From Loh Buaya on Rinca Island we sailed in day hops to Medana Bay on Lombok, stopping at Loh Gebah on Komodo Island, Were Bay and Kilo on Sumbawa Island, Medang Island and Gili Lawang on Lombok.

A Phinisi Boat near Komodo Island

The scenery has been amazing, each place seemingly trying to outdo the last. 

The boys settle in!

At Were Bay we were overrun by children on canoes when we arrived but they were great kids and I enjoyed our conversations – me asking questions in guidebook Indonesian and them trying to answer in English with Jonathan and I helping with pronunciation. 

The children loved our boat stamp in their exercise books but most of all, they loved it on themselves!

The thing I did not appreciate was that they came back in the morning when we were still in bed and would not take the hint to go away. At one point I was washing up (still in night clothes) and turned round to see a row of kids standing up in their canoe waving at me through the window. 


The children help Jonathan put the snubber on


After that we decided to hightail it to our next destination even though Jonathan had wanted to go ashore to see the work of the boat builders in the village. Were Bay is famous for its wooden boat building and some of the boats are as large as 30 metres – all built with wooden pegs and not a scrap of metal!


Waving goodbye but they werent’t done yet!


At Kilo we were inundated with canoes again. We still enjoyed chatting to the children and loved hearing them sing the Indonesian National anthem after one of the spotted the courtesy flag we were flying. It ended up with about 15 young boys belting the anthem out in their canoes, all saluting the flag! Former President Sukarno, who was a founding father of a united Indonesia would have been proud!


Making an impression!
Things were much quieter at Medang Island and we enjoyed a good sail, with an even better one to Gili Lawang the next day.


Lovely Gili Lawang
The scenery at Gili Lawang was breathtaking – folds of hills and mountains stretching as far as the eye could see – again photos cannot do justice to its beauty.

The channel into Gili Lawang

The final leg to Medana Bay was disappointing as there wasn’t enough wind to sail. We ended up motoring but enjoyed the changing scenery along the genuinely lovely Lombok coast.

Medana Bay

Disaster averted – relaxation and recharge 

We have just had the most amazing week of swimming, snorkelling, eating, drinking and generally relaxing, anchored off tiny Hoga Island in the Wakatobi Group. 

Birds on our approach to Hoga Island

After a near disastrous entry into this rather tricky-to-get-into island we made up for the stressful moments by staying for almost a week and relaxing totally.

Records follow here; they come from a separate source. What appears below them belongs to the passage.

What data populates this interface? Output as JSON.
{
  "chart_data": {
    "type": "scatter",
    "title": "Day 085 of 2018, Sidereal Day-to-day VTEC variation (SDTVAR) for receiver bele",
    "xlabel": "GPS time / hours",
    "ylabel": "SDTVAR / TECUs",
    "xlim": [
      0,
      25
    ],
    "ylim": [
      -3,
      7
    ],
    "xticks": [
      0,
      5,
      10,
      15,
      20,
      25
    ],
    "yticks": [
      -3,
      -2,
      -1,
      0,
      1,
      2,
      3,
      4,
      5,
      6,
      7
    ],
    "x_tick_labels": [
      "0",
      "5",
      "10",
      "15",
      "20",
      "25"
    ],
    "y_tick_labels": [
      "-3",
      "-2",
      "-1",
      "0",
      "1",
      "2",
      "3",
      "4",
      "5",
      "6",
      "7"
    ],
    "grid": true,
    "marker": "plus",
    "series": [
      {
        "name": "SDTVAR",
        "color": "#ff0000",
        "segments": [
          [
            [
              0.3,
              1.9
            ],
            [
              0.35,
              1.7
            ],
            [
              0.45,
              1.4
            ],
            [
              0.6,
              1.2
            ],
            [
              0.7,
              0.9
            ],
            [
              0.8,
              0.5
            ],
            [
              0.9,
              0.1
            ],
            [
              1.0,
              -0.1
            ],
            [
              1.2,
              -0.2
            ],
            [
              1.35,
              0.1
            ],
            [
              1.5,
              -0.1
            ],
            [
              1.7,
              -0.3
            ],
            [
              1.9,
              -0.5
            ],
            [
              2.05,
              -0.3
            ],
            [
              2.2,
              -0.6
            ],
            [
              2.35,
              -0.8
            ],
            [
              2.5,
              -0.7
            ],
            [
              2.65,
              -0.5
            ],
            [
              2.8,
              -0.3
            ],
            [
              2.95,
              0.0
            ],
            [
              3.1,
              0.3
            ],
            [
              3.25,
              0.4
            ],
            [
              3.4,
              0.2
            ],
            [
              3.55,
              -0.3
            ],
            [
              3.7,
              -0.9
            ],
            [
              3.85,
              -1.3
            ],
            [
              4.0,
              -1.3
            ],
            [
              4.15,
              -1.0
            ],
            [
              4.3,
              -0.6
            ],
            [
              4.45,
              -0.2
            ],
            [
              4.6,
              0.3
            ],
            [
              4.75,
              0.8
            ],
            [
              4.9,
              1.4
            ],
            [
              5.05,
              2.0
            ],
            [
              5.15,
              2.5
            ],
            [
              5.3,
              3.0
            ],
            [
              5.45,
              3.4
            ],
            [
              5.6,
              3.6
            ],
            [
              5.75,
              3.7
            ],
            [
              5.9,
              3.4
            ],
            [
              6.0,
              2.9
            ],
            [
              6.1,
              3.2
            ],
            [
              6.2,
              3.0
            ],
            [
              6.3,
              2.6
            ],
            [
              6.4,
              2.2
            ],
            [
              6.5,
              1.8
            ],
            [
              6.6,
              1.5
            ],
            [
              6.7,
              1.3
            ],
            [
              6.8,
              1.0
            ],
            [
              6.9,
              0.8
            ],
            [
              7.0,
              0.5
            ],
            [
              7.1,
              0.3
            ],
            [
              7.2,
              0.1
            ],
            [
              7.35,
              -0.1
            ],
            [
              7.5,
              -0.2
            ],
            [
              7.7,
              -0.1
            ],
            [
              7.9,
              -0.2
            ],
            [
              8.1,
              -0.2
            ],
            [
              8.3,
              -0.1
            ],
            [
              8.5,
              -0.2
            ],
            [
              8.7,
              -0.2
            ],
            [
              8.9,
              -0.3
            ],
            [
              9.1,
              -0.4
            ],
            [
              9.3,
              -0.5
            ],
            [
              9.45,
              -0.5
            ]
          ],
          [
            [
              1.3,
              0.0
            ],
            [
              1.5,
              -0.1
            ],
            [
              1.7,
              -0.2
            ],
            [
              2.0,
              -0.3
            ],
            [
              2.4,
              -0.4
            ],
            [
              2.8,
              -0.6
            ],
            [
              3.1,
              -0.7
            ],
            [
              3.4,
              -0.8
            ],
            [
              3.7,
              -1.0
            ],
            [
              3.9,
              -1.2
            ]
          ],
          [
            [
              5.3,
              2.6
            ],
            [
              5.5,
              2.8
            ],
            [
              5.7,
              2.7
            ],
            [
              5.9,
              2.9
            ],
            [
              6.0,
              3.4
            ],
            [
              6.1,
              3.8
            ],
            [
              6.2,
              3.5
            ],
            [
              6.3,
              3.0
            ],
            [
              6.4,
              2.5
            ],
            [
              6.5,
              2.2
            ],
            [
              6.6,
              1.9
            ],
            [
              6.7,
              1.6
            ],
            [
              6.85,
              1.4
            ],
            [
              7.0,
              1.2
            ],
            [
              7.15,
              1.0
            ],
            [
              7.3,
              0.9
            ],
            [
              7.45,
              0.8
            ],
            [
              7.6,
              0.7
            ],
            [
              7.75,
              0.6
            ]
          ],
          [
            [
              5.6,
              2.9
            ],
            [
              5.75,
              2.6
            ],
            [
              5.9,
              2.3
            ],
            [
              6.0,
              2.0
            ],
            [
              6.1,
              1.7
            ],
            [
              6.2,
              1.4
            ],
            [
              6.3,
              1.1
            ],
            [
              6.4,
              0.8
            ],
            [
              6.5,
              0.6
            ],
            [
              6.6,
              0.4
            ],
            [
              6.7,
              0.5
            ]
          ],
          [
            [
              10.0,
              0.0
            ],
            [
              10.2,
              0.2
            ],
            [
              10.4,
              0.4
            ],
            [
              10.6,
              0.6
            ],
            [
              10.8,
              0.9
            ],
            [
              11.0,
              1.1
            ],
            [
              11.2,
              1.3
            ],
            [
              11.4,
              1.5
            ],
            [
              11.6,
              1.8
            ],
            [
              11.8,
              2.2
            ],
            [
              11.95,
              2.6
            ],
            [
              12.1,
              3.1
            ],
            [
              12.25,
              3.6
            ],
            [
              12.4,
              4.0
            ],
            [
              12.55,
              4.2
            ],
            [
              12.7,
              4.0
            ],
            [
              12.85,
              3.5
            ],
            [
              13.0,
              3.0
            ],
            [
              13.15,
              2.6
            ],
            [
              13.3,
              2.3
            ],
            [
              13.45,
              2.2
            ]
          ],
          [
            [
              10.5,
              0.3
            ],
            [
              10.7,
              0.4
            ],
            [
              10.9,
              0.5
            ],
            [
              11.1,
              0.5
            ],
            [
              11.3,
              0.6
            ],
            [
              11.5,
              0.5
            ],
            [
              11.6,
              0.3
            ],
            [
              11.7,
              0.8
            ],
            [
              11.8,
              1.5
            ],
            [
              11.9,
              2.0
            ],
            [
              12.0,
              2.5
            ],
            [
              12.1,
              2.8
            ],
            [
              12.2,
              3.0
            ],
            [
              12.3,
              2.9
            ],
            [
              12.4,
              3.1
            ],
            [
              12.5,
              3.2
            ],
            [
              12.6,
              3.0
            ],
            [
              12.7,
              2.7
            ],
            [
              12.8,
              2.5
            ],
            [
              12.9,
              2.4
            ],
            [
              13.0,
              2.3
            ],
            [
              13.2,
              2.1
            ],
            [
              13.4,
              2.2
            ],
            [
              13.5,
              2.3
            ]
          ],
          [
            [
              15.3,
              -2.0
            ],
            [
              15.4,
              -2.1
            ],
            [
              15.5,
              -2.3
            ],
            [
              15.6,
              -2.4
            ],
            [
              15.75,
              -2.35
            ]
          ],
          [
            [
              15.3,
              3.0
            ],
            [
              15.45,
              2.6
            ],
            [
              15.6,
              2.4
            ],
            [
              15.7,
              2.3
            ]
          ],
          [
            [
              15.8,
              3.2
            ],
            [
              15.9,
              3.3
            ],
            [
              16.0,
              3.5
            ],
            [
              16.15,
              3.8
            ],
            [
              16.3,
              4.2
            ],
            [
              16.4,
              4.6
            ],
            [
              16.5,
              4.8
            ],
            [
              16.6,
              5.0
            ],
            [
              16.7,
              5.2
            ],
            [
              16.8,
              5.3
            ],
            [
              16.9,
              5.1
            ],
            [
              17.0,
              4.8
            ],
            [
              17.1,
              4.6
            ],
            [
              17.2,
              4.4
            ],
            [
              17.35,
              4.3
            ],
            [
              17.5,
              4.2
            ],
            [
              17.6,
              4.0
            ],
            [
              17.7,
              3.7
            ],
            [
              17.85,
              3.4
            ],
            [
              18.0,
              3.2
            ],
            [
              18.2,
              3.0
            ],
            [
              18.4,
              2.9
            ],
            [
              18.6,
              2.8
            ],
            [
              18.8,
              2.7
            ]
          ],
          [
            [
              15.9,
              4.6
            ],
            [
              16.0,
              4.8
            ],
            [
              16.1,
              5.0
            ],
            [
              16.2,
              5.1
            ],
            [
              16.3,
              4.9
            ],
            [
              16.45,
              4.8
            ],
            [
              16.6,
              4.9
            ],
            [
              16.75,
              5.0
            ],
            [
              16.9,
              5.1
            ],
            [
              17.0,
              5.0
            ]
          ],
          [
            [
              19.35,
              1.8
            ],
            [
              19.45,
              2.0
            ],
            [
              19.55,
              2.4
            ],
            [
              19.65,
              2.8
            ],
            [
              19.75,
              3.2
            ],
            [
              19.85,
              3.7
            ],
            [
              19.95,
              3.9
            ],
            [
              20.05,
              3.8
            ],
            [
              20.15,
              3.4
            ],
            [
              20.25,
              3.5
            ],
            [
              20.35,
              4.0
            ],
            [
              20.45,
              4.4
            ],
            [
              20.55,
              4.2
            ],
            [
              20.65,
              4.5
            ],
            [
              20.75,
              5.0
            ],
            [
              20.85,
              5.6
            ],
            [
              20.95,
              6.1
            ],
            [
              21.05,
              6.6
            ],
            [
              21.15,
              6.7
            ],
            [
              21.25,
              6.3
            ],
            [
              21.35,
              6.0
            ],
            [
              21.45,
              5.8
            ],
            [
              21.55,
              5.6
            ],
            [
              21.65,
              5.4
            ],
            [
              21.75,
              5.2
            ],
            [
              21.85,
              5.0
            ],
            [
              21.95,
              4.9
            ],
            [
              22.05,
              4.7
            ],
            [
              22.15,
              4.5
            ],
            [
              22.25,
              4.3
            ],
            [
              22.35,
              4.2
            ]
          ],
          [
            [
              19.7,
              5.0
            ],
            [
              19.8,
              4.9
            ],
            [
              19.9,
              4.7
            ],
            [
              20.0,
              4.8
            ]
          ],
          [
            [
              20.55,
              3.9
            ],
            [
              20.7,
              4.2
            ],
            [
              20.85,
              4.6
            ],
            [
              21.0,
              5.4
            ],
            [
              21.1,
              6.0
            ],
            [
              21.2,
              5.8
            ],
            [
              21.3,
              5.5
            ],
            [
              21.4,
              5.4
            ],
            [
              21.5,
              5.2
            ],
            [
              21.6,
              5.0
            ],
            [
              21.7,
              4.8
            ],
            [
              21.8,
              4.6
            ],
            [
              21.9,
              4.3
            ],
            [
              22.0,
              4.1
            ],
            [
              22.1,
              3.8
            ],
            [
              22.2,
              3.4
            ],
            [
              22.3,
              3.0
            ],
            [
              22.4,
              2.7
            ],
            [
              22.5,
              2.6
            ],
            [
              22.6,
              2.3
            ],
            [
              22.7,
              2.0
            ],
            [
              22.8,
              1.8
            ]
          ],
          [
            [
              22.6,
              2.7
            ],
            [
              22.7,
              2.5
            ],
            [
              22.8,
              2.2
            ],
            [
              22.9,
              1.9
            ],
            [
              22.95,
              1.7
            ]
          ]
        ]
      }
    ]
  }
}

Looks innocuous but getting over to those boats wasnt easy!
Boats in the Hoga Island anchorage

The snorkelling on the Hoga Island reef is spectacular. Even people who have dived on reefs all over the world were impressed with the vast variety of corals and the hordes of fish of every colour and pattern imaginable.


Crystal clear water
Apart from a couple of walks and some delicious lunches and sundowner drinks at the low-key dive resort, we only made one trip to land – to the much larger sland on the other side of the bay – to buy some food. 


The women on the bridge are buying fish from the ladies in the boats below
View from the dive resort. Life is tough.

More sundowners
We also had a wonderful trip to the nearby Stilt Village which could only be reached by boat. A dive instructor from the resort was a resident of the stilt village and he took us round, introduced us to his very large extended family and answered all our questions.


It was great to have some time to relax and recharge although we were sorry to miss the festivities in Wanci due to the very shallow entrance there. As our keel is deeper than nearly all the boats on the rally, we weren’t willing to take the risk of running aground. It was a great excuse to stay put!